The complete reasoning program based on resnet50_ppp.xml is as follows:
from openvino.runtime import Core import cv2 import numpy as np core = Core() resnet50_ppp = core.compile_model("resnet50_ppp.xml", "CPU") output_node = resnet50_ppp.outputs[0] blob = np.expand_dims(cv2.imread("cat.jpg"),0) result = resnet50_ppp(blob)[output_node] print(np.argmax(result))
As shown above, based on the embedded preprocessing IR model, the OpenVINO reasoning program becomes simpler, clearer, and easier to read and understand. Five lines of Python core code implements ResNet model reasoning with embedded preprocessing!
1.3 Using model caching technology to further shorten the first inference delay
exist" Implementing the OpenVINO asynchronous reasoning program of the YOLOv5 model on Viper Canyon "discusses the end-to-end performance of AI applications.
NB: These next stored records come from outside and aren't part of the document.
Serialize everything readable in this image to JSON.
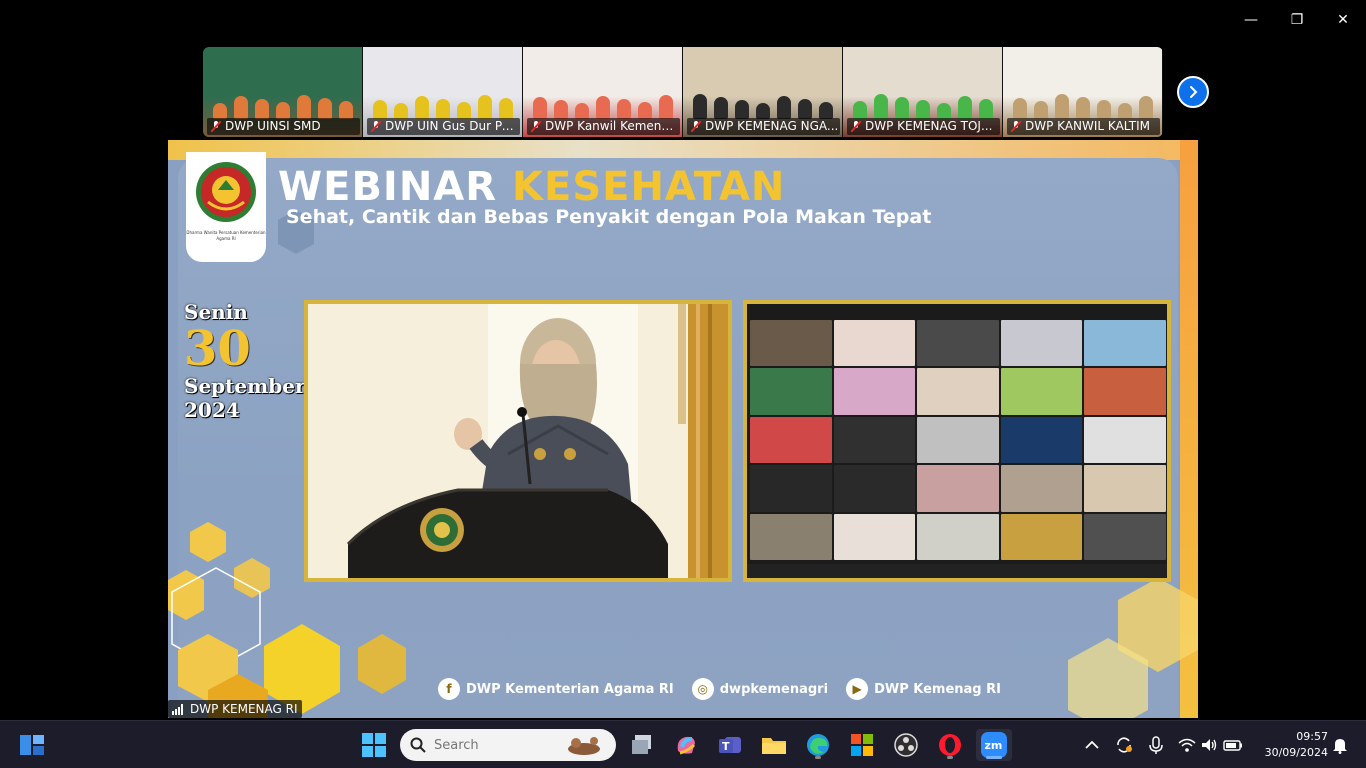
{
  "participants": [
    {
      "name": "DWP UINSI SMD",
      "wall": "#2f6d4f",
      "floor": "#7a5a3c",
      "people": "#e07a3a"
    },
    {
      "name": "DWP UIN Gus Dur Pe...",
      "wall": "#e8e8ec",
      "floor": "#b0b0b8",
      "people": "#e6c21e"
    },
    {
      "name": "DWP Kanwil Kemena...",
      "wall": "#f2ece8",
      "floor": "#c04848",
      "people": "#e86a50"
    },
    {
      "name": "DWP KEMENAG NGA...",
      "wall": "#d8cbb2",
      "floor": "#6a5a48",
      "people": "#2b2b2b"
    },
    {
      "name": "DWP KEMENAG TOJ...",
      "wall": "#e5dcd0",
      "floor": "#7a3c2c",
      "people": "#49b64a"
    },
    {
      "name": "DWP KANWIL KALTIM",
      "wall": "#f2efe8",
      "floor": "#9a7a50",
      "people": "#c0a070"
    }
  ],
  "slide": {
    "title_main": "WEBINAR",
    "title_accent": "KESEHATAN",
    "subtitle": "Sehat, Cantik dan Bebas Penyakit dengan Pola Makan Tepat",
    "logo_caption": "Dharma Wanita Persatuan Kementerian Agama RI",
    "day": "Senin",
    "date_num": "30",
    "month": "September",
    "year": "2024",
    "socials": [
      {
        "icon": "facebook-icon",
        "glyph": "f",
        "label": "DWP Kementerian Agama RI"
      },
      {
        "icon": "instagram-icon",
        "glyph": "◎",
        "label": "dwpkemenagri"
      },
      {
        "icon": "youtube-icon",
        "glyph": "▶",
        "label": "DWP Kemenag RI"
      }
    ]
  },
  "speaker_name": "DWP KEMENAG RI",
  "window": {
    "minimize": "—",
    "restore": "❐",
    "close": "✕"
  },
  "taskbar": {
    "search_placeholder": "Search",
    "time": "09:57",
    "date": "30/09/2024"
  },
  "colors": {
    "accent_gold": "#d7b53c",
    "zoom_blue": "#0e71eb",
    "taskbar_bg": "#1c1c2a"
  }
}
For first inference latency, the loading and compilation time of the model can greatly increase the end-to-end runtime of first inference.
The use of model caching technology will greatly shorten the delay of the first inference, as shown in the figure below.
To use model caching technology, you only need to add one line of code: core.set_property({'CACHE_DIR': './cache/ppp'}), the complete sample code is as follows:
from openvino.runtime import Core import cv2 import numpy as np core = Core() core.set_property({'CACHE_DIR': './cache/ppp'}) # Use model caching technology resnet50_ppp = core.compile_model("resnet50_ppp.xml", "CPU") output_node = resnet50_ppp.outputs[0] blob = np.expand_dims(cv2.imread("cat.jpg"),0) result = resnet50_ppp(blob)[output_node] print(np.argmax(result))
When the inference program is run for the second time, the OpenVINOTM runtime will directly load the compiled model from the cache folder, which greatly optimizes the first inference delay.
1.4 Summary
This paper introduces in detail the technology of embedding data preprocessing into AI models through the model optimizer and OpenVINOTM preprocessing API. Embedding data preprocessing into the model simplifies the writing of inference programs, improves the utilization of inference computing equipment, and improves the end-to-end performance of AI programs. Finally, this article also introduces the model caching technology to further optimize the end-to-end first inference latency performance of AI programs.